Greenspan repeated his usual praise for derivatives, saying their benefits materially outweighed their risks. He said the instruments had insulated the financial system from the bursting of the stock market bubble and from the economy’s troubles.
But, for the first time, he detailed the potential disruptions to financial markets if one of the major derivatives dealers had to exit the market, and he called for more meaningful disclosure of derivatives use.
“I do not wish to suggest that I am entirely sanguine with respect to the risks associated with derivatives,” Greenspan said at a conference organized by the Chicago Federal Reserve Bank.
Greenspan repeated his opposition to regulating derivatives, but said heavy concentration in the market “gives me and others some pause.”
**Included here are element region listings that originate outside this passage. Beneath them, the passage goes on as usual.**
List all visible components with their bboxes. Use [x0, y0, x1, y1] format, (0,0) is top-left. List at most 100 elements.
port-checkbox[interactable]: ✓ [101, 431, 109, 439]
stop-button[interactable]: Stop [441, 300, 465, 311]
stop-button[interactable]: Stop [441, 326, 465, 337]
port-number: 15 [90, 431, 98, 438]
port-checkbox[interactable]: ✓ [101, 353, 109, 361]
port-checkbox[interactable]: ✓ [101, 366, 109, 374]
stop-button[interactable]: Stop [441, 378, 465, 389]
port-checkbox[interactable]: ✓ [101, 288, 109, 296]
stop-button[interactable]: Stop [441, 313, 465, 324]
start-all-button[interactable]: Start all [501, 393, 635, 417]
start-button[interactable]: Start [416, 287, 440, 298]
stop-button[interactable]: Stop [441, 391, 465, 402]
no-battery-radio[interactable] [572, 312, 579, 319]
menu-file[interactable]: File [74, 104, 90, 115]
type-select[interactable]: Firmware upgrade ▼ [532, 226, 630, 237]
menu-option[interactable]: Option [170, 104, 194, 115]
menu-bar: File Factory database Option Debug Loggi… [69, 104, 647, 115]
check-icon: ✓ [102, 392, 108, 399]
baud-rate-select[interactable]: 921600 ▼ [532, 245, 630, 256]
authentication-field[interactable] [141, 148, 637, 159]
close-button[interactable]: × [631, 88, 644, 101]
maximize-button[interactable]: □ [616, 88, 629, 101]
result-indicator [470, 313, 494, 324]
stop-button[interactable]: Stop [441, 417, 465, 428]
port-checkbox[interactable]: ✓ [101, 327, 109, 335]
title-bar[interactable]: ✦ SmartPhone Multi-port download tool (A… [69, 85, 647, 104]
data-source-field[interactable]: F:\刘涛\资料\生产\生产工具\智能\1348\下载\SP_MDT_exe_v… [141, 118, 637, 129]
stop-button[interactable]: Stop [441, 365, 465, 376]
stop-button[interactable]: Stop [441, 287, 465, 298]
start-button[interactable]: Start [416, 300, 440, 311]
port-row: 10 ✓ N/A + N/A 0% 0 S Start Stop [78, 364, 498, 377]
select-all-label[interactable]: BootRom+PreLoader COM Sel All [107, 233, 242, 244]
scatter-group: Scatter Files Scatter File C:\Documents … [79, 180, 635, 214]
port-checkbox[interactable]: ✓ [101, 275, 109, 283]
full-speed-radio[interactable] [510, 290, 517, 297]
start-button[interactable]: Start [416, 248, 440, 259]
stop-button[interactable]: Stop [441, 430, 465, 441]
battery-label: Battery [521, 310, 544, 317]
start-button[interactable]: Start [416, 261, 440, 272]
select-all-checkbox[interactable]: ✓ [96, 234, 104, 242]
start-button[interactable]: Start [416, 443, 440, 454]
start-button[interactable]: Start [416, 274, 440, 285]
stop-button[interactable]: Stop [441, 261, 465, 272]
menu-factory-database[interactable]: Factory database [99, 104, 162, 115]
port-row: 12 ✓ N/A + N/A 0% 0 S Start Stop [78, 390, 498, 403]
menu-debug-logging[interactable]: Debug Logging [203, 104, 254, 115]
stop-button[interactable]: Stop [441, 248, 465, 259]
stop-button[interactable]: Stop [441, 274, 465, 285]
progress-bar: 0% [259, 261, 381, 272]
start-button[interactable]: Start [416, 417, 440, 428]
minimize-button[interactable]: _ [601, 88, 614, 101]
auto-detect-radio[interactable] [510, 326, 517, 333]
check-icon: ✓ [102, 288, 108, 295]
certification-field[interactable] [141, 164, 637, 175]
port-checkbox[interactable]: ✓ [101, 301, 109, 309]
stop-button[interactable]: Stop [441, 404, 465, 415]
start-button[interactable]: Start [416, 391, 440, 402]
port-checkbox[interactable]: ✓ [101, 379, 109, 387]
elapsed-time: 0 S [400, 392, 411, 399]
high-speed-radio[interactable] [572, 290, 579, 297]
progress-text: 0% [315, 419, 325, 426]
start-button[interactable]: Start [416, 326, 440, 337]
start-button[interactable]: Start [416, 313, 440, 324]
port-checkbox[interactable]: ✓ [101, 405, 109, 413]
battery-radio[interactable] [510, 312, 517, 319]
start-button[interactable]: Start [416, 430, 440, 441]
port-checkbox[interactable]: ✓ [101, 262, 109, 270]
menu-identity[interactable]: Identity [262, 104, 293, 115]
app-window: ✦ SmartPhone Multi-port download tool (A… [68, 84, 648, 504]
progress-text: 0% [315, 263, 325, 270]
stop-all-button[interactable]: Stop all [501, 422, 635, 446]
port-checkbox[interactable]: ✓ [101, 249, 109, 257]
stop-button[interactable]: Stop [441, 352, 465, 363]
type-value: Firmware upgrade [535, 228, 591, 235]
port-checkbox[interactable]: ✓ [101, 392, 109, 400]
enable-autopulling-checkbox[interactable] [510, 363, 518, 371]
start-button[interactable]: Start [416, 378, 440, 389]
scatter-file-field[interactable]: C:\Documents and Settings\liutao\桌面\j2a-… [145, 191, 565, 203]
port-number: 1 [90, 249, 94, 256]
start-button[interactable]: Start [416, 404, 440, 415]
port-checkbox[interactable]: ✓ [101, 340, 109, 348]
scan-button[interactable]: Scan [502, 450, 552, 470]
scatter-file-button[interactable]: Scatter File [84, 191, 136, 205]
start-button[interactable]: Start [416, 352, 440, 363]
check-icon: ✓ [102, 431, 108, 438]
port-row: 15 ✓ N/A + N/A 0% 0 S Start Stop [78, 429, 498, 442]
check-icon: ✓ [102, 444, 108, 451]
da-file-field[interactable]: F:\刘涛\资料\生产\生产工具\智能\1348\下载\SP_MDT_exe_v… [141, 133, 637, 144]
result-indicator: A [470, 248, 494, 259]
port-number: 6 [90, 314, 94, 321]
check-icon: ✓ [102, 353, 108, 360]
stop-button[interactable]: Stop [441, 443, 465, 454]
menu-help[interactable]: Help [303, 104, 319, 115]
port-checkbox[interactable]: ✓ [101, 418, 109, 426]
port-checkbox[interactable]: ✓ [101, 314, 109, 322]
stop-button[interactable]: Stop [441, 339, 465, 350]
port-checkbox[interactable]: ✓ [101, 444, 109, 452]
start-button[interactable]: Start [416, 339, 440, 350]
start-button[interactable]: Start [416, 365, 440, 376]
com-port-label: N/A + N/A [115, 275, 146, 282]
“If a major dealer exited and other dealers were unwilling to fill the void, the liquidity of the market likely would be impaired,” Greenspan said.
Derivatives are contracts based on underlying securities or other variables, such as interest rates and currencies, that allow users to protect against risks or to make highly leveraged bets. They are used widely by financial and nonfinancial companies.
In March, billionaire investor Warren Buffett stirred worries about derivatives by branding them financial “weapons of mass destruction.” Such fears have been fanned by notable derivatives-related scandals such as the near collapse of the hedge fund Long-Term Capital Management in the late 1990s, which destabilized financial markets.